During those script-scouting days, Doctorow realized he could make up stuff just as well as any of the authors he was paid to read. So he wrote "Welcome to Hard Times," a Western about a stranger who terrorizes a small town, later turned into a movie starring Henry Fonda. It was the first of several unhappy experiences with Hollywood. Aside from "The Book of Daniel," Doctorow sounds disappointed with the celluloid renderings of his work, including "Billy Bathgate," which starred Dustin Hoffman and Nicole Kidman, and "Ragtime."

"People have always said my work is cinematic, except the directors I've worked with," Doctorow sighs. "They tell me how difficult it is to translate because so much of my books are interior. So much of the action is in the mind, in the moral realm."

Doctorow started "The Book of Daniel" while toiling as an editor at Dial Press, which he left in 1968 for a teaching job at the University of California at Irvine, where he could spend mornings at his typewriter. He felt like he'd arrived.

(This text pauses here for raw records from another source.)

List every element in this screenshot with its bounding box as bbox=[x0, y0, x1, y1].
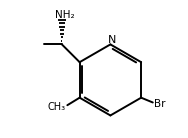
Text: CH₃: CH₃ bbox=[47, 102, 65, 112]
Text: Br: Br bbox=[154, 99, 166, 109]
Text: N: N bbox=[108, 35, 117, 45]
Text: NH₂: NH₂ bbox=[55, 10, 75, 20]
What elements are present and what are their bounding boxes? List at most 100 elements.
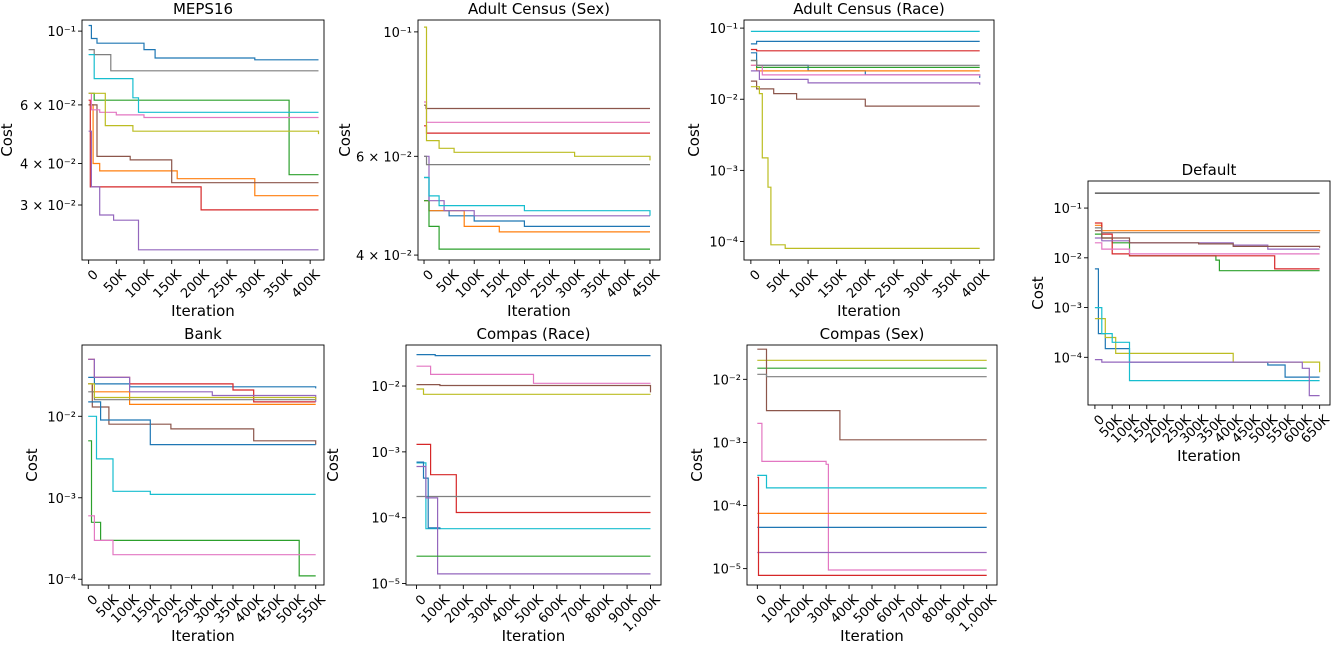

His actual arrival date, however, was 1975, when a fictional account of America in the years leading up to World War I was published to raves, eventually selling more than 4.5 million copies. Some critics were troubled by the way "Ragtime" monkeyed with the past -- it imagines a meeting, for instance, between Freud and Jung at Coney Island, sharing a ride through the Tunnel of Love. But Doctorow isn't suggesting that this is the world as it was; this is the world as he's contrived it.

To his fans, these liberties have a larger point. "His big topic is challenging the official version of things," says John G. Parks, a professor at the University of Miami and author of "E.L. Doctorow -- Literature and Life." "Because it's usually the victors who tell the story and he feels that serious authors have a chance to challenge the official version of any story."

Put another way, he makes stuff up to get to the truth. Or to get to his truth, anyway. Doctorow has written publicly and forcefully about his politics, which lean strongly to the left. The war in Iraq had already started by the time he'd begun "The March," though he declines to go into particulars about the links between his latest book and the current fighting overseas. He'll leave that work to readers. But there's no mistaking where he stands on the war, or where he stands on the president and the men and woman shaping the administration. In the middle of this discussion he brings up Karl Rove and the investigation into Rove's role in the Valerie Plame media-leak investigation.

"I'd like to see him get nailed," Doctorow says dryly. "Bad man."